İlk Derece Mahkemesi kararı davacı vekili tarafından duruşma istekli temyiz edilmekle; duruşma günü olarak saptanan 10.01.2023 Salı günü için yapılan tebligat üzerine temyiz eden davacı ... vekili Avukat ... ile temyiz edilen davalılar ... v.d. vekili Avukat ..., davalı Hazine vekili Avukat ... geldiler, davetiye tebliğine rağmen temyiz edilen davalı ... vekili gelmedi.
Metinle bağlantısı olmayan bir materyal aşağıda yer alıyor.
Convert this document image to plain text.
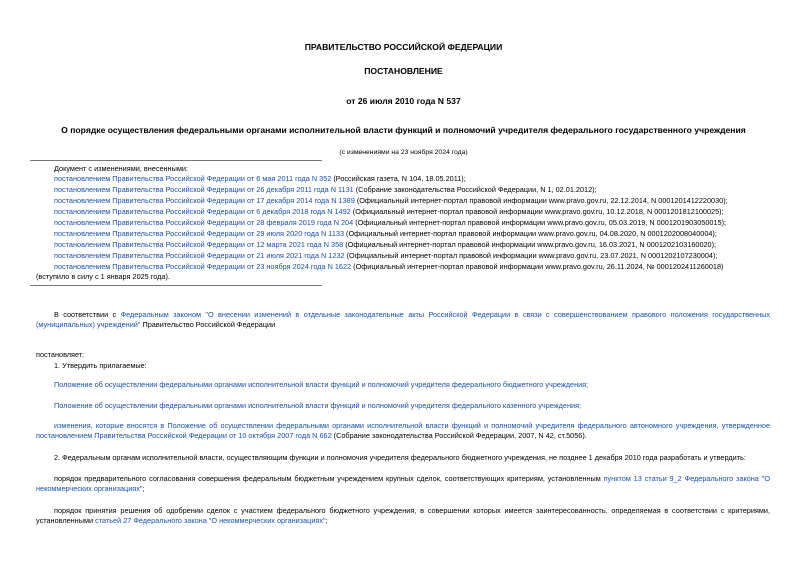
ПРАВИТЕЛЬСТВО РОССИЙСКОЙ ФЕДЕРАЦИИ
ПОСТАНОВЛЕНИЕ
от 26 июля 2010 года N 537
О порядке осуществления федеральными органами исполнительной власти функций и полномочий учредителя федерального государственного учреждения
(с изменениями на 23 ноября 2024 года)
Документ с изменениями, внесенными:
постановлением Правительства Российской Федерации от 6 мая 2011 года N 352 (Российская газета, N 104, 18.05.2011);
постановлением Правительства Российской Федерации от 26 декабря 2011 года N 1131 (Собрание законодательства Российской Федерации, N 1, 02.01.2012);
постановлением Правительства Российской Федерации от 17 декабря 2014 года N 1389 (Официальный интернет-портал правовой информации www.pravo.gov.ru, 22.12.2014, N 0001201412220030);
постановлением Правительства Российской Федерации от 6 декабря 2018 года N 1492 (Официальный интернет-портал правовой информации www.pravo.gov.ru, 10.12.2018, N 0001201812100025);
постановлением Правительства Российской Федерации от 28 февраля 2019 года N 204 (Официальный интернет-портал правовой информации www.pravo.gov.ru, 05.03.2019, N 0001201903050015);
постановлением Правительства Российской Федерации от 29 июля 2020 года N 1133 (Официальный интернет-портал правовой информации www.pravo.gov.ru, 04.08.2020, N 0001202008040004);
постановлением Правительства Российской Федерации от 12 марта 2021 года N 358 (Официальный интернет-портал правовой информации www.pravo.gov.ru, 16.03.2021, N 0001202103160020);
постановлением Правительства Российской Федерации от 21 июля 2021 года N 1232 (Официальный интернет-портал правовой информации www.pravo.gov.ru, 23.07.2021, N 0001202107230004);
постановлением Правительства Российской Федерации от 23 ноября 2024 года N 1622 (Официальный интернет-портал правовой информации www.pravo.gov.ru, 26.11.2024, № 0001202411260018) (вступило в силу с 1 января 2025 года).
В соответствии с Федеральным законом "О внесении изменений в отдельные законодательные акты Российской Федерации в связи с совершенствованием правового положения государственных (муниципальных) учреждений" Правительство Российской Федерации
постановляет:
1. Утвердить прилагаемые:
Положение об осуществлении федеральными органами исполнительной власти функций и полномочий учредителя федерального бюджетного учреждения;
Положение об осуществлении федеральными органами исполнительной власти функций и полномочий учредителя федерального казенного учреждения;
изменения, которые вносятся в Положение об осуществлении федеральными органами исполнительной власти функций и полномочий учредителя федерального автономного учреждения, утвержденное постановлением Правительства Российской Федерации от 10 октября 2007 года N 662 (Собрание законодательства Российской Федерации, 2007, N 42, ст.5056).
2. Федеральным органам исполнительной власти, осуществляющим функции и полномочия учредителя федерального бюджетного учреждения, не позднее 1 декабря 2010 года разработать и утвердить:
порядок предварительного согласования совершения федеральным бюджетным учреждением крупных сделок, соответствующих критериям, установленным пунктом 13 статьи 9_2 Федерального закона "О некоммерческих организациях";
порядок принятия решения об одобрении сделок с участием федерального бюджетного учреждения, в совершении которых имеется заинтересованность, определяемая в соответствии с критериями, установленными статьей 27 Федерального закона "О некоммерческих организациях";
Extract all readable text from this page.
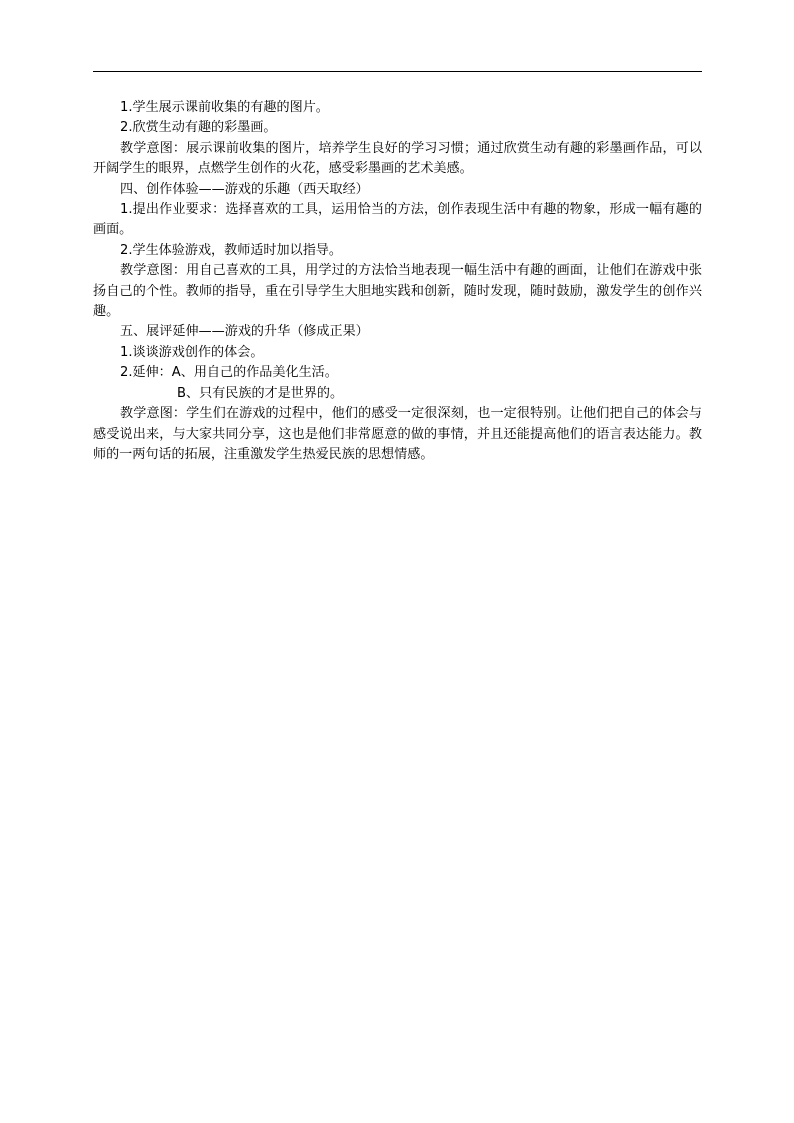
1.学生展示课前收集的有趣的图片。

2.欣赏生动有趣的彩墨画。

教学意图：展示课前收集的图片，培养学生良好的学习习惯；通过欣赏生动有趣的彩墨画作品，可以开阔学生的眼界，点燃学生创作的火花，感受彩墨画的艺术美感。

四、创作体验——游戏的乐趣（西天取经）

1.提出作业要求：选择喜欢的工具，运用恰当的方法，创作表现生活中有趣的物象，形成一幅有趣的画面。

2.学生体验游戏，教师适时加以指导。

教学意图：用自己喜欢的工具，用学过的方法恰当地表现一幅生活中有趣的画面，让他们在游戏中张扬自己的个性。教师的指导，重在引导学生大胆地实践和创新，随时发现，随时鼓励，激发学生的创作兴趣。

五、展评延伸——游戏的升华（修成正果）

1.谈谈游戏创作的体会。

2.延伸：A、用自己的作品美化生活。

B、只有民族的才是世界的。

教学意图：学生们在游戏的过程中，他们的感受一定很深刻，也一定很特别。让他们把自己的体会与感受说出来，与大家共同分享，这也是他们非常愿意的做的事情，并且还能提高他们的语言表达能力。教师的一两句话的拓展，注重激发学生热爱民族的思想情感。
Yokluğunda duruşmaya başlandı, gelen vekillerin sözlü açıklamaları dinlendi, duruşmanın bittiği bildirildi, iş karara bırakıldı, süresinde verildiği ve kayıt olunduğu anlaşılan temyiz dilekçesinin kabulüne karar verildikten sonra dosya incelenerek gereği görüşülüp düşünüldü:

I. DAVA

Davacı, maliki olduğu 266 parsel sayılı taşınmazın toplulaştırma sonucunda 121 ada 9 parsel numarası aldığını, 266 parsel sayılı taşınmazın Ergani ilçesi Yeniköy, Üçkardeş ve Kocaali sınırları arasında kaldığı ve kadastro çalışmaları sonucu 272 ve 169 parsel sayılı taşınmazlar ile birlikte hatalı sınır ve miktar tespitinin yapıldığını fark ettiğini, Kadastro Müdürlüğüne Kadastro Kanunu'nun 41 inci maddesine göre başvuruda bulunduğunu, başvuruya istinaden hazırlanan raporda 262, 271 ve 169 parsel sayılı taşınmazların sınırlarında hatalı tespitlerin yapıldığı sonucuna varıldığını, 266 parsel sayılı taşınmazın 91.249 m² iken 62.600 m² olarak tespitinin yapıldığını, Kadastro Müdürlüğünün ilgili parsellerin toplulaştırma işlemi ile ölü parsel niteliği kazandığından bahisle düzeltmenin kendilerince yapılamayacağı ancak dava yolu ile düzeltmenin mümkün olacağını yazılı şekilde bildirdiğini ileri sürerek 23.190,53 m2'lik kısmın hatalı aktarıldığının tespiti ile maliki olduğu 121 ada 9 parsel sayılı taşınmaza aktarımı suretiyle tescile karar verilmesini istemiştir.

II. CEVAP

1.Davalı ..., Kadastro Kanunu’nun 41 inci maddesi ile mülkiyet aktarımına neden olacak şekilde düzeltme yapılamayacağını, 264 ve 244 parsel sayılı taşınmazların toplulaştırma öncesine göre yapılan incelemede alan, sınır ve pafta uyumu olduğunun tespit edildiğini belirterek davanın reddini savunmuştur.

2.Davalı Gıda, Tarım ve Hayvancılık Bakanlığı, kendilerine husumet yöneltilmesinin hatalı olduğunu, idari yargının görevli olduğunu belirterek davanın reddini savunmuştur.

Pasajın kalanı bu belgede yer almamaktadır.